Beyrouth – Quand le peuple libanais a pris la rue, le 17 octobre 2019, la pandémie du Covid 19 n’était pas encore connue ni décelée.
Ce qui avait poussé les Libanais à manifester, c’était la crise économique et financière qui était arrivée à son paroxysme à la suite des politiques socio – économiques et monétaires que l’oligarchie financière libanaise avait pratiquées depuis l’arrivée de feu Rafic Hariri à la tête du gouvernement il y a trente ans ; politiques qui se sont envenimées au fil des années et des conférences « internationales » sur le Liban, surtout depuis l’avènement de Donald Trump et la dernière conférence tenue à Paris en 2018 sous le nom de « CÈDRE ».
Cette crise s’est d’abord exprimée par une inflation galopante que le gouverneur de la Banque centrale avait essayé de camoufler en recourant à une « stabilisation » factice du prix de la livre libanaise face au dollar, faisant ainsi perdre au pays plusieurs milliards de dollars qui sont venus s’ajouter à une dette de plus en plus grande (plus de 200 pour cent du PIB) mais aussi à une corruption jamais vue dans la classe politique. En plus de tout cela, le problème du coût des déplacés syriens (un million et deux cent mille selon le recensement de l’ONU, mais en réalité plus d’un million et huit cent mille), les sanctions étasuniennes contre le Hezbollah, les menaces israéliennes, les crises de la région (dont le conflit entre l’Arabie saoudite et l’Iran) ainsi que la fermeture des frontières terrestres ont eu des répercussions néfastes sur tous les secteurs de l’économie (tourisme, exportation des produits agricoles, marasme dans certains secteurs industriels).
Voilà pourquoi nous avons assisté à la fermeture de beaucoup de petites et moyennes entreprises et, par suite, à l’augmentation du chômage et à une paupérisation plus étendue (on parlait de quelques 30 pour cent de la population sous le seuil de pauvreté), surtout dans la classe ouvrière et les travailleurs dans les campagnes (souvent remplacés par des Syriens moins bien payés et travaillant au noir).

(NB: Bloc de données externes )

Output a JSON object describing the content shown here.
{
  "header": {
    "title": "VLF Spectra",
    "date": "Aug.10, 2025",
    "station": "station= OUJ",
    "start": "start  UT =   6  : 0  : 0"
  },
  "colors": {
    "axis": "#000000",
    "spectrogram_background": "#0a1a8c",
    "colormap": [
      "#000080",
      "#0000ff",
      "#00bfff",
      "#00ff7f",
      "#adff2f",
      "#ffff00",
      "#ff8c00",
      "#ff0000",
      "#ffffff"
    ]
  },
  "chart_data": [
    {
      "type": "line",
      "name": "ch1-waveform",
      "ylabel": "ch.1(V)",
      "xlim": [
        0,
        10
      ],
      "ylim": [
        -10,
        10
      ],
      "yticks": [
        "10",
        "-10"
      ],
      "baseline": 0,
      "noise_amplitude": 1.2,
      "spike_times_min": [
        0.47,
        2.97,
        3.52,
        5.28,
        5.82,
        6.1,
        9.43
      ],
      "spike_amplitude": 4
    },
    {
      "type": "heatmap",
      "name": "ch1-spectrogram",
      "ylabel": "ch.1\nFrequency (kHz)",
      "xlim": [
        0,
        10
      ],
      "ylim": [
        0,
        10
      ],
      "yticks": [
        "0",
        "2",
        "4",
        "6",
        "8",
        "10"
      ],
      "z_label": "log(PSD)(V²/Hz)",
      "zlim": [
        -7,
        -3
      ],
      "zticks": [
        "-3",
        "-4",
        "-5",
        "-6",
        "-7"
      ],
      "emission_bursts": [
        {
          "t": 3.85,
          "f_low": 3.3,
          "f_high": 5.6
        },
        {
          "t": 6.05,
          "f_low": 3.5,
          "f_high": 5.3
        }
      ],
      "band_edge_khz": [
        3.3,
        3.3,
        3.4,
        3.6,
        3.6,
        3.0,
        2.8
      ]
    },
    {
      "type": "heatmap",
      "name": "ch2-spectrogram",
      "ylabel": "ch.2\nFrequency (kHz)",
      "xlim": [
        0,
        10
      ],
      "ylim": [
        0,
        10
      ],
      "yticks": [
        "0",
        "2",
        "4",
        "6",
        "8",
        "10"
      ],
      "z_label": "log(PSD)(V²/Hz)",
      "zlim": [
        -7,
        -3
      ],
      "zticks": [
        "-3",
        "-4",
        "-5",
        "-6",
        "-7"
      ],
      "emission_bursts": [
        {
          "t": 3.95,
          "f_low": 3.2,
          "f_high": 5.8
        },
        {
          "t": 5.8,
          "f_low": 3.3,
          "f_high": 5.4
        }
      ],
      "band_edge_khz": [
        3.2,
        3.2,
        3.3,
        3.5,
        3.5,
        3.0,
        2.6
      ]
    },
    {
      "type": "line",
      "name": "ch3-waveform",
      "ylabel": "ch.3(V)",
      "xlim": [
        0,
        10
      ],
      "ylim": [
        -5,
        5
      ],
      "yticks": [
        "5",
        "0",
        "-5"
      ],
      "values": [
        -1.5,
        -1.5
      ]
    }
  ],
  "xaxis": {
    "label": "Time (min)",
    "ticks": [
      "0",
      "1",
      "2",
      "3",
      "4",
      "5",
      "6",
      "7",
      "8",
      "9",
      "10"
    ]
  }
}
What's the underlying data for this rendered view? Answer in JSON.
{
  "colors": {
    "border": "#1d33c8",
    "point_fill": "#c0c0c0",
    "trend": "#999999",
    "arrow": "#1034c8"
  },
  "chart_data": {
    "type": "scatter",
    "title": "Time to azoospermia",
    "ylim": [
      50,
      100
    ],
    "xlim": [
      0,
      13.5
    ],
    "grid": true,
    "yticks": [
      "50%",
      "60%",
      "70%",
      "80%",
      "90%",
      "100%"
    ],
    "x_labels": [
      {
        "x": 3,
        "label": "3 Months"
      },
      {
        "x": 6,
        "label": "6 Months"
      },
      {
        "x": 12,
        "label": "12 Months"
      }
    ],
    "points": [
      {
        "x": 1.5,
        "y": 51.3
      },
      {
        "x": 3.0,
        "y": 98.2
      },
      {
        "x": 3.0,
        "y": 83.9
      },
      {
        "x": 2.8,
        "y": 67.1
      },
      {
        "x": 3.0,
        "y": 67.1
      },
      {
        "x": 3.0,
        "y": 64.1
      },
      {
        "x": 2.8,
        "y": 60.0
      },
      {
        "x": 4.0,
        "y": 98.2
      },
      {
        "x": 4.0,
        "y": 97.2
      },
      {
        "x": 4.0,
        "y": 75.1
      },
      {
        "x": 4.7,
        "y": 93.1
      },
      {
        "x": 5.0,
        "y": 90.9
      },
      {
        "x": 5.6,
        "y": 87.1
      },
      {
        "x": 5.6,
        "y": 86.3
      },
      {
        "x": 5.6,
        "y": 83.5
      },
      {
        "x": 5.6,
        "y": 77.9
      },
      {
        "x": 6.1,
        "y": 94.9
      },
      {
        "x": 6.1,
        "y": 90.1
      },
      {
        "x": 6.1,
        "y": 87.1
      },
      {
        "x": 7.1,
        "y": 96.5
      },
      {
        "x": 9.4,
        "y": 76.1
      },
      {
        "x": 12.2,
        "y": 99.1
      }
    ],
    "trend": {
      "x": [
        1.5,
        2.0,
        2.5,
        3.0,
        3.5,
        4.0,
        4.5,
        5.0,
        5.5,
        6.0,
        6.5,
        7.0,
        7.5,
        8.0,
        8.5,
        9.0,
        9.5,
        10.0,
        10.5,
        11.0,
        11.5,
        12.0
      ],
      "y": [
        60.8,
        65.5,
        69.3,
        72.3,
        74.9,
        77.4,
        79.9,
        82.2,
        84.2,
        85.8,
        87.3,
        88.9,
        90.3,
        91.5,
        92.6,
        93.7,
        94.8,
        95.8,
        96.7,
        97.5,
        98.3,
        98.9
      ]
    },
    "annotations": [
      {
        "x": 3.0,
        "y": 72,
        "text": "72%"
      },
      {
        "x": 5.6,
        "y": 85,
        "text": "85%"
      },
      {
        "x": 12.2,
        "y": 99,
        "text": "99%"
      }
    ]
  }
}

Cette situation, déjà catastrophique dans la première moitié de 2019, a empiré avec la pandémie du Covid 19… Il est vrai que le Liban n’a pas subi une grande propagation du virus, mais les mesures de confinement prises par le gouvernement, ajoutées à la situation financière catastrophique et en particulier à la mainmise sur l’argent des petits épargnants, ont fait que la moitié de la population libanaise a chuté sous le seuil de pauvreté, que plus de onze mille PME ont fermé et que les licenciements ont augmenté dangereusement puisqu’ils ont atteint la moitié de la population active sans travail actuellement… l’industrie du tourisme, surtout, a subi de graves dégâts et la balance commerciale bat de l’aile. Les pertes s’élèvent à plus de 20 milliards de dollars que l’on ajoute à la dette et à la situation financière catastrophique.
Le gouvernement a trouvé la solution en faisant, d’abord, appel à la société Lazare qui a préconisé de baisser les salaires à partir d’une dévaluation tacite de la livre libanaise, ce qui a augmenté les taux de l’inflation, réduisant de 75 pour cent la valeur des salaires puisque le dollar plafonne aujourd’hui à 4000 livres libanaises et plus (contre 1515 L.L.). Quant aux pourparlers nouveaux avec le Fonds Monétaire International ils comprennent aussi des mesures anti-populaires, dont la diminution des salaires et des retraites, la vente (ou ce qu’on appelle la privatisation) des entreprises productives et la création de nouvelles taxes… sans oublier l’augmentation de la TVA et le nivellement par le bas des prestations médicales et sociales.
Ainsi, toutes les solutions préconisées vont dans le sens des intérêts de la classe dominante. D’où la nécessité pour les syndicats et les organisations civiles de revoir leur programme de lutte et de mettre au point des revendications à court et moyen termes pouvant arrêter ou, du moins, diminuer le glissement vers la banqueroute et les désastres qui peuvent s’en suivre, dont la famine qui se profile déjà.
Ceci demande aussi l’unité des forces vives, dont en premier lieu le PCL et les organisations politiques de la gauche libanaise.
Agissons avant qu’il ne soit trop tard. Sauvons notre pays.